When he met Braiden, Larry was taken with the little boy’s energy and ready smile.

“Hi young man!” Larry said, bending down to greet Braiden. “I’m Larry. Where’s my hug?”

Just a glimpse of plastic was visible above Braiden’s right shoe. Otherwise, no one would know. Larry gave Braiden a new baseball cap before the flight. The cap read “Fly With Confidence.”

Once he was airborne, Braiden got a little weepy before falling asleep in the seat next to his grandmother, Nancy Jolley.

In Mount Vernon, an Indianapolis pilot, Mark Owens, was waiting to take Braiden and Nancy to Cincinnati. Larry tries to keep his flights around 500 miles or less. Anything longer is too tiring.

“I did one 900-mile leg once,” he says, “but that was just too much for me.”

He looked up from his lunch in the airport restaurant as Mark’s plane lifted into the blue autumn sky. Larry will probably never see Braiden again. That is part of the code that protects the privacy of the patients. Still, it’s natural to wonder.

“I’m going to call up and see how he did when he came back,” Larry says. “I really liked the kid.
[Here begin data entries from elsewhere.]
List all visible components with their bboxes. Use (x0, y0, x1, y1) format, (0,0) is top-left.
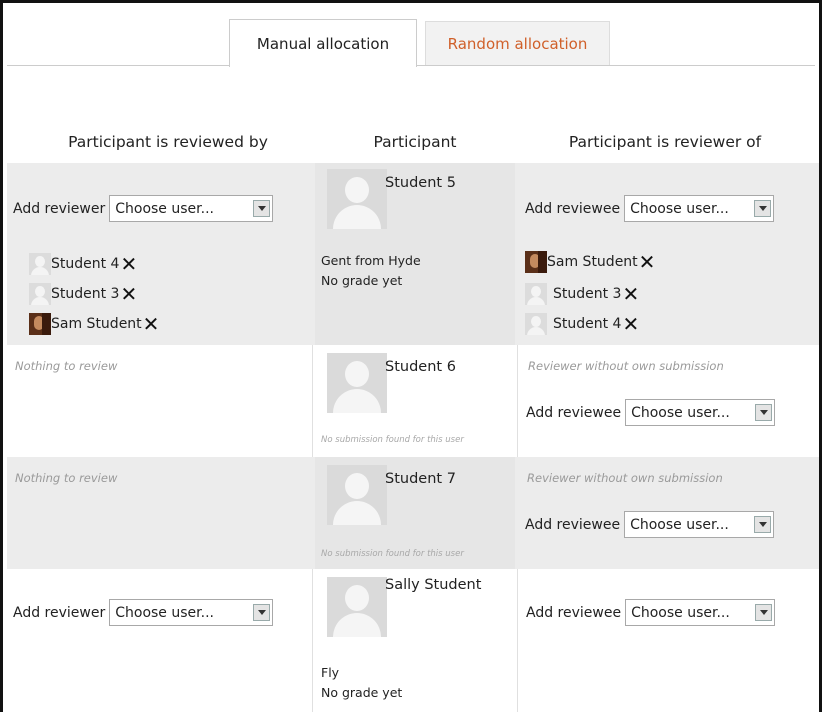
choose-reviewee-select[interactable]: Choose user... (624, 511, 775, 538)
reviewer-name: Sam Student (51, 316, 142, 332)
remove-reviewer-icon[interactable]: ✕ (143, 314, 160, 334)
reviewer-of-cell: Reviewer without own submission Add revi… (517, 345, 819, 457)
add-reviewer-control: Add reviewer Choose user... (13, 195, 274, 222)
no-submission-text: No submission found for this user (321, 435, 464, 445)
add-reviewer-label: Add reviewer (13, 604, 106, 621)
dropdown-arrow-icon (755, 604, 773, 621)
reviewee-name: Sam Student (547, 254, 638, 270)
user-avatar-icon (525, 313, 547, 335)
user-photo-icon (29, 313, 51, 335)
participant-cell: Sally Student Fly No grade yet (315, 569, 515, 712)
add-reviewee-control: Add reviewee Choose user... (525, 511, 775, 538)
header-reviewed-by: Participant is reviewed by (68, 133, 268, 151)
reviewed-by-cell: Nothing to review (7, 457, 313, 569)
nothing-to-review-text: Nothing to review (15, 471, 118, 485)
reviewer-item: Student 3 ✕ (29, 283, 137, 305)
participant-cell: Student 7 No submission found for this u… (315, 457, 515, 569)
dropdown-arrow-icon (754, 516, 772, 533)
add-reviewee-control: Add reviewee Choose user... (526, 399, 776, 426)
submission-title[interactable]: Fly (321, 663, 339, 683)
allocation-row: Nothing to review Student 7 No submissio… (7, 457, 819, 569)
choose-reviewee-select[interactable]: Choose user... (624, 195, 775, 222)
reviewee-name: Student 4 (553, 316, 622, 332)
add-reviewee-control: Add reviewee Choose user... (526, 599, 776, 626)
participant-cell: Student 6 No submission found for this u… (315, 345, 515, 457)
no-submission-text: No submission found for this user (321, 549, 464, 559)
add-reviewee-control: Add reviewee Choose user... (525, 195, 775, 222)
select-value: Choose user... (115, 604, 214, 621)
participant-avatar-icon (327, 465, 387, 525)
reviewed-by-cell: Add reviewer Choose user... Student 4 ✕ … (7, 163, 313, 345)
user-avatar-icon (29, 253, 51, 275)
user-photo-icon (525, 251, 547, 273)
choose-reviewer-select[interactable]: Choose user... (109, 599, 274, 626)
remove-reviewer-icon[interactable]: ✕ (120, 254, 137, 274)
reviewee-item: Student 3 ✕ (525, 283, 639, 305)
reviewee-item: Student 4 ✕ (525, 313, 639, 335)
participant-name: Student 5 (385, 175, 456, 191)
dropdown-arrow-icon (253, 604, 271, 621)
reviewer-of-cell: Reviewer without own submission Add revi… (517, 457, 819, 569)
select-value: Choose user... (631, 604, 730, 621)
tab-random-allocation[interactable]: Random allocation (425, 21, 610, 65)
user-avatar-icon (525, 283, 547, 305)
participant-cell: Student 5 Gent from Hyde No grade yet (315, 163, 515, 345)
allocation-panel: Manual allocation Random allocation Part… (0, 0, 822, 712)
remove-reviewee-icon[interactable]: ✕ (639, 252, 656, 272)
dropdown-arrow-icon (755, 404, 773, 421)
dropdown-arrow-icon (253, 200, 271, 217)
participant-name: Sally Student (385, 577, 482, 593)
add-reviewee-label: Add reviewee (525, 516, 621, 533)
reviewer-without-submission-text: Reviewer without own submission (527, 471, 723, 485)
user-avatar-icon (29, 283, 51, 305)
reviewer-name: Student 4 (51, 256, 120, 272)
reviewee-name: Student 3 (553, 286, 622, 302)
reviewer-name: Student 3 (51, 286, 120, 302)
participant-name: Student 7 (385, 471, 456, 487)
header-participant: Participant (373, 133, 457, 151)
participant-avatar-icon (327, 353, 387, 413)
reviewed-by-cell: Add reviewer Choose user... (7, 569, 313, 712)
add-reviewer-label: Add reviewer (13, 200, 106, 217)
remove-reviewer-icon[interactable]: ✕ (120, 284, 137, 304)
add-reviewee-label: Add reviewee (526, 604, 622, 621)
header-reviewer-of: Participant is reviewer of (568, 133, 762, 151)
reviewee-item: Sam Student ✕ (525, 251, 655, 273)
choose-reviewer-select[interactable]: Choose user... (109, 195, 274, 222)
choose-reviewee-select[interactable]: Choose user... (625, 399, 776, 426)
select-value: Choose user... (630, 200, 729, 217)
reviewer-without-submission-text: Reviewer without own submission (528, 359, 724, 373)
select-value: Choose user... (631, 404, 730, 421)
participant-avatar-icon (327, 577, 387, 637)
submission-title[interactable]: Gent from Hyde (321, 251, 421, 271)
add-reviewee-label: Add reviewee (526, 404, 622, 421)
reviewed-by-cell: Nothing to review (7, 345, 313, 457)
select-value: Choose user... (115, 200, 214, 217)
nothing-to-review-text: Nothing to review (15, 359, 118, 373)
reviewer-item: Student 4 ✕ (29, 253, 137, 275)
allocation-row: Add reviewer Choose user... Sally Studen… (7, 569, 819, 712)
allocation-row: Nothing to review Student 6 No submissio… (7, 345, 819, 457)
grade-status: No grade yet (321, 273, 403, 288)
allocation-row: Add reviewer Choose user... Student 4 ✕ … (7, 163, 819, 345)
dropdown-arrow-icon (754, 200, 772, 217)
remove-reviewee-icon[interactable]: ✕ (622, 284, 639, 304)
participant-name: Student 6 (385, 359, 456, 375)
participant-avatar-icon (327, 169, 387, 229)
remove-reviewee-icon[interactable]: ✕ (622, 314, 639, 334)
grade-status: No grade yet (321, 685, 403, 700)
add-reviewer-control: Add reviewer Choose user... (13, 599, 274, 626)
tab-manual-allocation[interactable]: Manual allocation (229, 19, 417, 67)
add-reviewee-label: Add reviewee (525, 200, 621, 217)
choose-reviewee-select[interactable]: Choose user... (625, 599, 776, 626)
reviewer-of-cell: Add reviewee Choose user... Sam Student … (517, 163, 819, 345)
reviewer-item: Sam Student ✕ (29, 313, 159, 335)
select-value: Choose user... (630, 516, 729, 533)
reviewer-of-cell: Add reviewee Choose user... (517, 569, 819, 712)
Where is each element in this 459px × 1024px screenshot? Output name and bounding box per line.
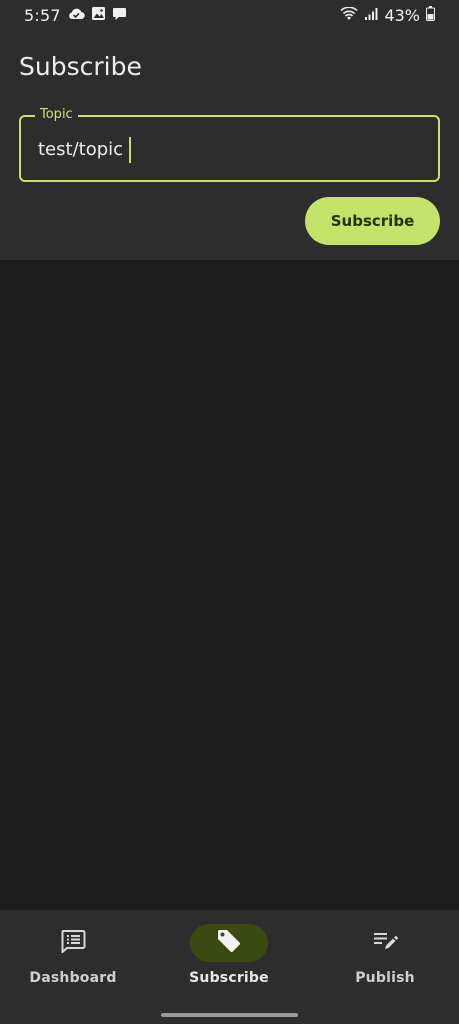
battery-percent: 43% (384, 5, 420, 25)
dashboard-icon (60, 929, 86, 957)
chat-bubble-icon (112, 6, 127, 25)
nav-dashboard[interactable]: Dashboard (3, 924, 143, 1004)
topic-input[interactable] (38, 135, 418, 163)
nav-publish-label: Publish (355, 970, 415, 986)
image-icon (91, 6, 106, 25)
topic-label: Topic (35, 107, 78, 122)
nav-dashboard-icon-wrap (34, 924, 112, 962)
signal-icon (364, 6, 378, 25)
cloud-icon (67, 6, 85, 25)
publish-icon (372, 929, 398, 957)
battery-icon (426, 5, 435, 25)
status-time: 5:57 (24, 5, 61, 25)
status-left: 5:57 (24, 6, 127, 25)
nav-publish[interactable]: Publish (315, 924, 455, 1004)
gesture-handle[interactable] (161, 1013, 298, 1017)
text-caret (129, 137, 131, 163)
tag-icon (216, 928, 242, 958)
nav-subscribe-icon-wrap (190, 924, 268, 962)
bottom-navigation: Dashboard Subscribe Publish (0, 910, 459, 1024)
status-bar: 5:57 43% (0, 0, 459, 30)
topic-field[interactable]: Topic (19, 107, 440, 182)
nav-subscribe[interactable]: Subscribe (159, 924, 299, 1004)
status-right: 43% (340, 5, 435, 25)
subscribe-button[interactable]: Subscribe (305, 197, 440, 245)
page-title: Subscribe (19, 52, 142, 81)
wifi-icon (340, 6, 358, 25)
subscriptions-content (0, 260, 459, 910)
nav-subscribe-label: Subscribe (189, 970, 269, 986)
nav-dashboard-label: Dashboard (29, 970, 117, 986)
nav-publish-icon-wrap (346, 924, 424, 962)
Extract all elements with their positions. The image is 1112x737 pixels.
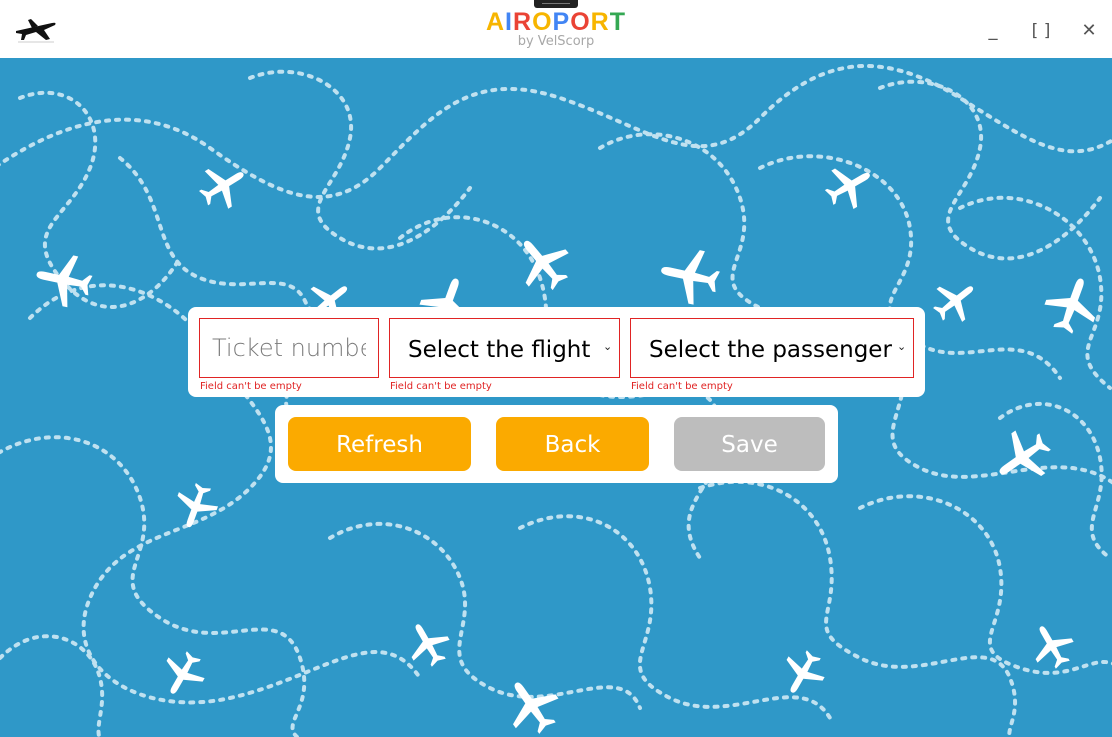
app-title-letter: A (485, 8, 506, 36)
ticket-number-field[interactable] (199, 318, 379, 378)
back-button[interactable]: Back (496, 417, 649, 471)
ticket-number-input[interactable] (200, 319, 378, 377)
flight-select[interactable]: Select the flight ⌄ (389, 318, 620, 378)
flight-select-value: Select the flight (408, 337, 591, 363)
app-title-letter: P (552, 8, 571, 36)
app-title-letter: R (590, 8, 610, 36)
app-title-letter: R (513, 8, 533, 36)
title-bar[interactable]: AIROPORT by VelScorp _ [ ] ✕ (0, 0, 1112, 58)
drag-handle[interactable] (534, 0, 578, 8)
app-window: AIROPORT by VelScorp _ [ ] ✕ Ticket numb… (0, 0, 1112, 737)
app-subtitle: by VelScorp (517, 34, 595, 49)
app-brand: AIROPORT by VelScorp (456, 9, 656, 49)
refresh-button[interactable]: Refresh (288, 417, 471, 471)
ticket-error-text: Field can't be empty (200, 381, 302, 392)
airplane-pattern-background (0, 63, 1112, 737)
app-title-letter: O (570, 8, 591, 36)
flight-error-text: Field can't be empty (390, 381, 492, 392)
maximize-button[interactable]: [ ] (1028, 20, 1054, 42)
app-title-letter: O (532, 8, 553, 36)
app-title-letter: T (609, 8, 626, 36)
passenger-select[interactable]: Select the passenger ⌄ (630, 318, 914, 378)
passenger-error-text: Field can't be empty (631, 381, 733, 392)
background-pattern (0, 58, 1112, 737)
passenger-select-value: Select the passenger (649, 337, 892, 363)
app-title-letter: I (505, 8, 513, 36)
minimize-button[interactable]: _ (982, 20, 1004, 42)
close-button[interactable]: ✕ (1078, 20, 1100, 42)
airplane-icon (16, 19, 56, 43)
chevron-down-icon: ⌄ (897, 341, 907, 353)
app-title: AIROPORT (456, 9, 656, 35)
chevron-down-icon: ⌄ (603, 341, 613, 353)
save-button[interactable]: Save (674, 417, 825, 471)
He was one speed — full speed ahead.”

Larry refueled his plane again in Mount Vernon. Airplane fuel is going for about $5.50 a gallon. Both airports gave Larry a discount because he is an Angel Flight pilot. He used about 55 gallons on Monday and paid for it himself.

He was back on the ground at Capital Airport early in the afternoon, having flown about 630 miles since dawn.

Somewhere in Cincinnati, Braiden was on his way to see the doctor.